2/ Particules non carbonées : exemple : le pic de pollution aux poussières désertiques en Corse le mois dernier ou les traditionnels pics de pollution printaniers ensoleillés (particules secondaires agricoles (sulfate d’ammonium)) n’ont pas la même toxicité qu’une particule diesel ou de chauffage au bois. Les poussières minérales (désert, embruns..) sont moins toxiques de par leur composition et leur taille (appelé « coarse » particles ou PM2.5-10). Les particules agricoles sont essentiellement des particules secondaires issues de l’interaction de l’ammoniac (émis lors des épandages agricoles) avec les NOx, COV (trafic routier) et SO2 pour former des particules secondaires (sulfate et nitrate d’ammonium)). Ces particules sont essentiellement composées de sulfate et d’ammonium, dont les effets toxiques sur l’organisme sont moindres comparativement aux hydrocarbures et métaux issus du trafic ou chauffage. Ces particules différentes à l’origine vont, en se déplaçant pouvoir absorber d’autres composants à leur surface. Ainsi les particules de sulfate d’ammonium vont absorber en « voyageant » des hydrocarbures etc.., et former des particules « mixtes » : lors d’un pic de pollution printanier comme le 18 mars 2015 à Paris, l’analyse des PM10 démontrait que plus de 60% de la composition des PM10 étaient de la matière non organique (sulfate d’ammonium et nitrate d’ammonium). A l’inverse lors d’un pic de pollution hivernale ou lorsque l’on mesure les particules à proximité d’un axe routier, la composante organique carbonée (hydrocarbures du diesel et chauffage) sera prédominante, avec comme conséquence une toxicité plus importante.

La revue Nature postulait récemment (étude 2015) sur une toxicité potentiellement 5 fois plus toxique des particules de combustion carbonées (combustion d’énergie fossile, chauffage au bois, trafic, incinérateurs..) comparativement aux particules non carbonées (agriculture, poussières désertiques..). Dans cette étude, l’agriculture était le principal émetteur de particules fines en Europe en tenant compte des émissions totales, mais quand les chercheurs refont le calcul en postulant d’une toxicité différente entre particules carbonées et non carbonées, c’est bien le trafic et le chauffage qui sont la première cause de mortalité liée à la pollution de l’air en Europe!

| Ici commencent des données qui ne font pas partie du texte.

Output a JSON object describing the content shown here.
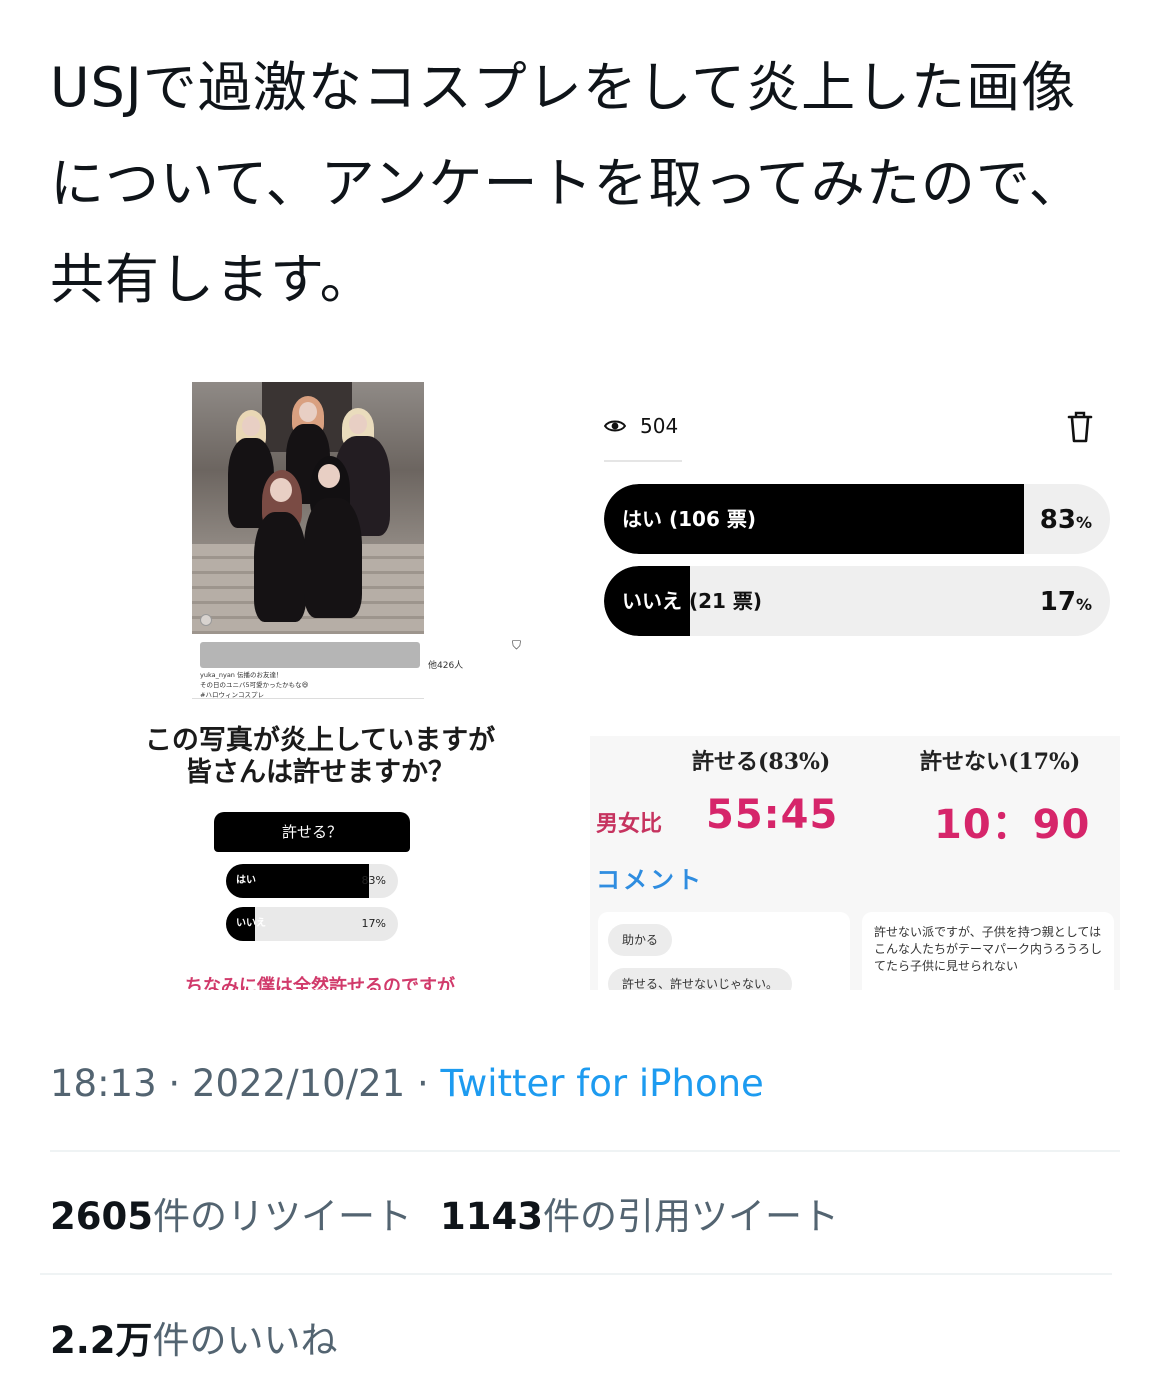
{
  "tweet": {
    "text": "USJで過激なコスプレをして炎上した画像について、アンケートを取ってみたので、共有します。"
  },
  "left_image": {
    "follower_count": "他426人",
    "caption_line1": "yuka_nyan 伝播のお友達！",
    "caption_line2": "その日のユニバ5可愛かったかもな😆",
    "caption_line3": "#ハロウィンコスプレ",
    "question_line1": "この写真が炎上していますが",
    "question_line2": "皆さんは許せますか？",
    "poll_title": "許せる？",
    "option1_label": "はい",
    "option1_pct": "83%",
    "option1_value": 83,
    "option2_label": "いいえ",
    "option2_pct": "17%",
    "option2_value": 17,
    "footnote": "ちなみに僕は全然許せるのですが"
  },
  "poll": {
    "views": "504",
    "option1_label": "はい",
    "option1_votes": "(106 票)",
    "option1_pct": "83",
    "option1_value": 83,
    "option2_label": "いいえ",
    "option2_votes": "(21 票)",
    "option2_pct": "17",
    "option2_value": 17,
    "pct_sign": "%"
  },
  "stats": {
    "head_allow": "許せる(83%)",
    "head_disallow": "許せない(17%)",
    "ratio_label": "男女比",
    "ratio_allow": "55:45",
    "ratio_disallow": "10：90",
    "comment_label": "コメント",
    "comment1_a": "助かる",
    "comment1_b": "許せる、許せないじゃない。",
    "comment2": "許せない派ですが、子供を持つ親としてはこんな人たちがテーマパーク内うろうろしてたら子供に見せられない"
  },
  "meta": {
    "time": "18:13",
    "date": "2022/10/21",
    "separator": " · ",
    "source": "Twitter for iPhone"
  },
  "counts": {
    "retweets": "2605",
    "retweets_label": "件のリツイート",
    "quotes": "1143",
    "quotes_label": "件の引用ツイート",
    "likes": "2.2",
    "likes_unit": "万",
    "likes_label": "件のいいね"
  },
  "colors": {
    "link": "#1d9bf0",
    "muted": "#536471",
    "ratio": "#d6256a",
    "comment_heading": "#2f8de0"
  }
}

(A noter que le trafic et chauffage sont également les principaux émetteurs de NOx et COV  indispensables à la formation des particules agricoles. Donc diminuer les NOx et les COV  revient à diminuer automatiquement les émissions particulaires agricoles !

En résumé, toutes les pollutions  n’ont pas les mêmes effets et les politiques mises en place devraient davantage tenir compte du type de pollution en cause, notamment de la composition particulaire. Par exemple, réduire le trafic lors d’un pic de pollution à des poussières désertiques est d’une utilité discutable alors que cela sera indispensable et indiscutable lors d’un pic de pollution hivernale. Enfin, il faut agir sur l’ensemble des sources de pollution mais agir drastiquement sur les émissions du trafic et du chauffage permettra à la fois de diminuer les particules carbonées qui sont les plus dangereuses pour notre santé, et permettra de diminuer dans le même temps la formation de particules secondaires agricoles qui, sans les NOx et COV émis par le trafic, ne se forment pas. L’impact en terme de santé publique est donc immense.